Almas Gemelas: El juego del silencio

35

Por la noche, un breve sonido de mensaje. La pantalla iluminó la habitación oscura, y Celestina, sin levantar la cabeza de la almohada, tocó el teléfono con los dedos.

«Por favor, Celestina. Dame la dirección o el número del señor Cliff».

Yacía allí, mirando con los ojos llorosos esas palabras. Y por más que quisiera protegerse de todo eso, nuevamente la envolvía una ola. Por la noche ya no pudo contenerse; se había enredado tanto en sí misma que rompió a llorar directamente en la cocina, justo sobre el fregadero, mientras se servía un vaso de agua. Luego se quedó largo rato frente al espejo del baño, preguntándose por qué eso la hacía sentirse más ligera.

Tantos años se había mantenido impecable y sin quejas. Y apenas apareció Reín cerca, se quebró.

Escribió:

«Solo si vamos juntos a verlo. Lo valoro mucho, así que temo un conflicto. No creo que hayas visto algo malo en él».

Su respuesta llegó de inmediato:

«No me atreveré a desobedecerte. Iremos juntos. Buenas noches y disculpa por molestarte tan tarde».

Ella reflexionó un momento, tomó aire, quiso escribir algo, los dedos rozaron el teclado, pero no presionaron ninguna tecla hasta que finalmente envió un breve mensaje:

«No puedo dormir».

Y él nuevamente no la hizo esperar:

«Sería un completo tonto si preguntara si estás contando ovejas.

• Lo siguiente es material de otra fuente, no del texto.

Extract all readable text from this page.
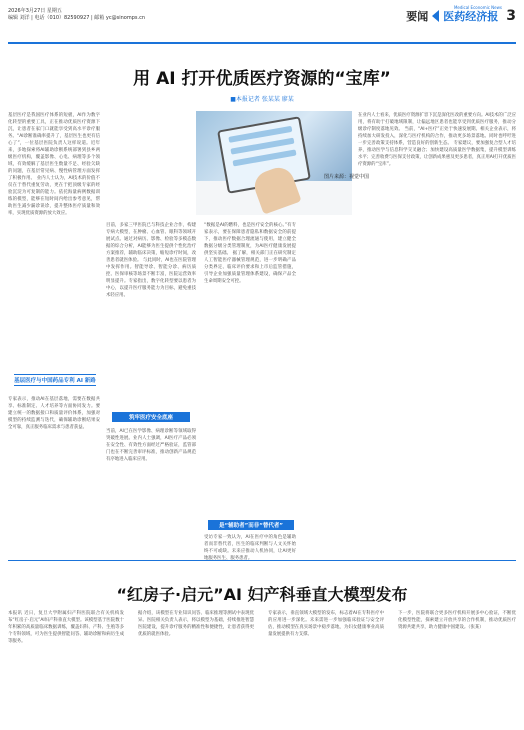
2026年3月27日 星期五
编辑 刘洋 | 电话（010）82590927 | 邮箱 yc@sinomps.cn	要闻 医药经济报 3
Medical Economic News
用 AI 打开优质医疗资源的“宝库”
■本报记者 张某某 廖某
基层医疗是我国医疗体系的短板，AI作为数字化转型的重要工具，正在推动优质医疗资源下沉，让患者在家门口就能享受到高水平诊疗服务。“AI诊断准确率提升了，基层医生也更有信心了”，一位基层医院负责人这样说道。近年来，多地探索将AI辅助诊断系统部署到县乡两级医疗机构，覆盖影像、心电、病理等多个领域，有效缓解了基层医生数量不足、经验欠缺的问题，在基层常见病、慢性病管理方面发挥了积极作用。 业内人士认为，AI技术的价值不仅在于替代重复劳动，更在于把顶级专家的经验沉淀为可复制的能力。依托海量病例数据训练的模型，能够在短时间内给出参考意见，帮助医生减少漏诊误诊，提升整体医疗质量和效率，实现优质资源的放大效应。
基层医疗与中国药品专利 AI 新路
专家表示，推动AI在基层落地，需要在数据共享、标准制定、人才培养等方面协同发力。要建立统一的数据接口和质量评价体系，加强对模型的持续监测与迭代，确保辅助诊断结果安全可靠，真正服务临床需求与患者获益。
图片来源：视觉中国
目前，多家三甲医院已与科技企业合作，构建专病大模型，在肿瘤、心血管、眼科等领域开展试点。通过对病历、影像、检验等多模态数据的综合分析，AI能够为医生提供个性化治疗方案推荐，辅助临床决策，缩短诊疗时间，改善患者就医体验。 与此同时，AI也在医院管理中发挥作用。智能导诊、智能分诊、病历质控、医保审核等场景不断丰富，医院运营效率明显提升。专家指出，数字化转型要以患者为中心，以提升医疗服务能力为目标，避免重技术轻应用。
筑牢医疗安全底座
当前，AI已在医学影像、病理诊断等领域取得突破性进展。业内人士强调，AI医疗产品必须在安全性、有效性方面经过严格验证，监管部门也在不断完善审评标准，推动创新产品规范有序地进入临床应用。
“数据是AI的燃料，也是医疗安全的核心。”有专家表示，要在保障患者隐私和数据安全的前提下，推动医疗数据合理流通与使用，建立健全数据分级分类管理制度，为AI医疗健康发展提供坚实基础。 据了解，相关部门正在研究制定人工智能医疗器械管理规范，进一步明确产品分类界定、临床评价要求和上市后监管措施，引导企业加强质量管理体系建设，确保产品全生命周期安全可控。
是“辅助者”而非“替代者”
受访专家一致认为，AI在医疗中的角色是辅助者而非替代者，医生的临床判断与人文关怀始终不可或缺。未来应推动人机协同，让AI更好地服务医生、服务患者。
在业内人士看来，优质医疗资源扩容下沉是深化医改的重要方向。AI技术的广泛应用，将有助于打破地域限制，让偏远地区患者也能享受到优质医疗服务，推动分级诊疗制度落地见效。 当前，“AI+医疗”正处于快速发展期。相关企业表示，将持续加大研发投入，深化与医疗机构的合作，推动更多场景落地。同时也呼吁进一步完善政策支持体系，营造良好的创新生态。 专家建议，要加强复合型人才培养，推动医学与信息科学交叉融合；加快建设高质量医学数据集，提升模型训练水平；完善收费与医保支付政策，让创新成果惠及更多患者，真正用AI打开优质医疗资源的“宝库”。
“红房子·启元”AI 妇产科垂直大模型发布
本报讯 近日，复旦大学附属妇产科医院联合有关机构发布“红房子·启元”AI妇产科垂直大模型。该模型基于医院数十年积累的高质量临床数据训练，覆盖妇科、产科、生殖等多个专科领域，可为医生提供智能问答、辅助诊断和病历生成等服务。
据介绍，该模型在专业知识问答、临床推理等测试中表现优异。医院相关负责人表示，将以模型为基础，持续推进智慧医院建设，提升诊疗服务的精准性和便捷性，让患者获得更优质的就医体验。
专家表示，垂直领域大模型的发布，标志着AI在专科医疗中的应用进一步深化。未来需进一步加强临床验证与安全评估，推动模型在真实场景中稳步落地，为妇女健康事业高质量发展提供有力支撑。
下一步，医院将联合更多医疗机构开展多中心验证，不断优化模型性能，探索建立开放共享的合作机制，推动优质医疗资源共建共享，助力健康中国建设。（张某）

Estas líneas no te harán sentir mejor. Pero si de repente sonríes aunque sea un segundo, no habré estado en vano despierto. Pero, sin bromas, yo tampoco puedo dormir, porque la luna está llena y eso siempre hace difícil conciliar el sueño».

Celestina no quiso responder, simplemente se acomodó más cómodamente.

Observaba cómo él seguía escribiendo:

«De niño le tenía mucho miedo a la luna. Porque una vez soñé que brillaba directamente en mi habitación, junto a mi cama, como si fuera solo para mí. Cuando eres un niño, esas cosas asustan mucho y se quedan grabadas. A veces todavía me inquieta».

Celestina encontró fuerzas para responder, sorbiéndose la nariz:

«A mí una vez me soñó que me hundía en un mar de gachas. Pero eso no significa que le tenga miedo al mar ni a… las gachas».

Unas palabras sobre algo tan tonto e insignificante, y Celestina por fin cerró los ojos.

Cuando despertó, tenía varios mensajes de él.

El primero:

«Hasta el día de nuestro encuentro, cuando viniste a verme por ayuda… estaba preocupado y ansioso para que todo te saliera bien después de que dejaste la universidad. Y después de aquel encuentro en el porche de mi casa surgió algo más, por lo que ya no puedo dormir».

El segundo:

«Soy sincero. Te lo juro».

El tercero:

«Estoy cansado de mí mismo. Sé que está mal caer en ti, cuando apenas puedes mantenerte de pie. Quiero que sepas que no lo planeé, no lo pensé. Sucedió, y ahora no puedo deshacerlo. Y diría… no tengas miedo. Pero tú ya no tienes miedo. Solo estás cansada. Me gustaría ser aquel en quien puedas apoyarte».

Celestina comprendió… oh, escribir eso… claramente le había dolido. Lo escribió, rompiendo la promesa. Después de dormir, no sabía si alegrarse de que le doliera, o si estaba mal.

Se encontraron con Reín solo al día siguiente, de manera improvisada. Ella estaba de pie en la terraza de su casa, adonde él llegó tras su primer llamado. Permaneció en silencio mientras él marcaba el número del señor Cliff y, sin pensarlo, apoyó su mejilla contra el auricular y, con ella, contra Reín, tocando su hombro, y de repente todo se sintió muy cerca.

–Buenos días… –empezó Reín en voz baja–. Sé que ahora estás de baja médica. Pero vengo de parte de tu paciente. Ella está preocupada por usted. Y… se encuentra en una situación difícil. Hablo de Celestina. Le gustaría visitarlo.

–¿Tobías?… –se escuchó al otro lado, con respiración entrecortada.